The results for patients switching from AZT to d4T were similarly encouraging. Levels of nearly all the markers either fell slightly or remained stable, although tumour necrosis factor alpha did increase significantly (p = 0.04) in patients replacing either of these drugs for abacavir. However, levels of hepatocyte growth factor fell significantly (p = 0.05) in patients already taking abacavir who stopped taking AZT or d4T.
Finally, the investigators looked at levels of adiponectin and leptin. Levels of adiponectin fell significantly (p = 0.03) following the initiation of therapy with either AZT or d4T, and the extent of this fall was linked to the severity of fat loss a patient experienced (p = 0.03). Switching to abacavir did not affect adiponectin levels. Levels of leptin increased after switching from AZT or d4T to abacavir (p = 0.006).
None of these results was affected by the use of either protease inhibitors or NNRTIs.
“In general, inflammatory and metabolic indicators were not significantly worse on abacavir-based therapy, and we were unable to detect an effect of abacavir treatment that was consistently evident in both antiretroviral therapy-naïve and antiretroviral therapy-experienced patients”, comment the investigators.
They conclude, “these results suggest that relationships between HIV infection, choice of NRTI therapy, and cardiovascular disease outcomes are likely to be complex, and that longitudinal study design will be an important element in unravelling the clinically important observations that have been revealed by the D:A:D and SMART studies.”

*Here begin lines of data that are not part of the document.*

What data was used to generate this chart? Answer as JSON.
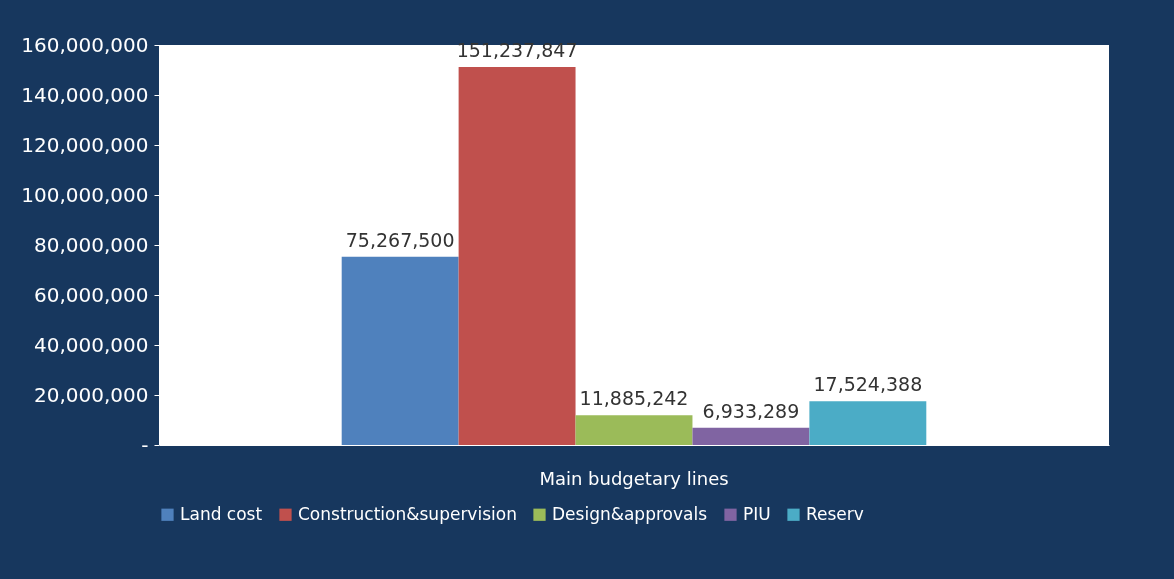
{
  "chart_data": {
    "type": "bar",
    "categories": [
      "Main budgetary lines"
    ],
    "series": [
      {
        "name": "Land cost",
        "color": "#4f81bd",
        "values": [
          75267500
        ],
        "value_labels": [
          "75,267,500"
        ]
      },
      {
        "name": "Construction&supervision",
        "color": "#c0504d",
        "values": [
          151237847
        ],
        "value_labels": [
          "151,237,847"
        ]
      },
      {
        "name": "Design&approvals",
        "color": "#9bbb59",
        "values": [
          11885242
        ],
        "value_labels": [
          "11,885,242"
        ]
      },
      {
        "name": "PIU",
        "color": "#8064a2",
        "values": [
          6933289
        ],
        "value_labels": [
          "6,933,289"
        ]
      },
      {
        "name": "Reserv",
        "color": "#4bacc6",
        "values": [
          17524388
        ],
        "value_labels": [
          "17,524,388"
        ]
      }
    ],
    "ylim": [
      0,
      160000000
    ],
    "yticks": [
      {
        "value": 0,
        "label": "-"
      },
      {
        "value": 20000000,
        "label": "20,000,000"
      },
      {
        "value": 40000000,
        "label": "40,000,000"
      },
      {
        "value": 60000000,
        "label": "60,000,000"
      },
      {
        "value": 80000000,
        "label": "80,000,000"
      },
      {
        "value": 100000000,
        "label": "100,000,000"
      },
      {
        "value": 120000000,
        "label": "120,000,000"
      },
      {
        "value": 140000000,
        "label": "140,000,000"
      },
      {
        "value": 160000000,
        "label": "160,000,000"
      }
    ],
    "grid": false,
    "legend": "bottom"
  }
}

However, investigators in the December 1st edition of Clinical Infectious Diseases suggest that lymphocyte hyperactivation could be the reason for the seeming increase in heart attack risk of patients taking abacavir. They followed twelve patients taking abacavir-containing regimens and monitored lymphocyte counts at baseline and then again after three and six months of treatment. They found significant changes in activated CD38+CD8+ lymphocyte counts, previously associated with vascular damage. Furthermore, all twelve patients had a thickening of their carotid and/or femoral arteries. The investigators, from the University of Milan in Italy, urge further study of immunological biomarkers of abacavir-related cardiovascular damage.
Hammond E. et al. Longitudinal evaluation of cardiovascular disease-associated biomarkers in relation to abacavir therapy. AIDS 22: 2540-43, 2008.
Marchetti G. et al. Abacavir and cardiovascular risk in HIV-infected patients: does T lymphocyte hyperactivation exert a pathogenic role? Clin Infect Dis 47: 1494-95, 2008.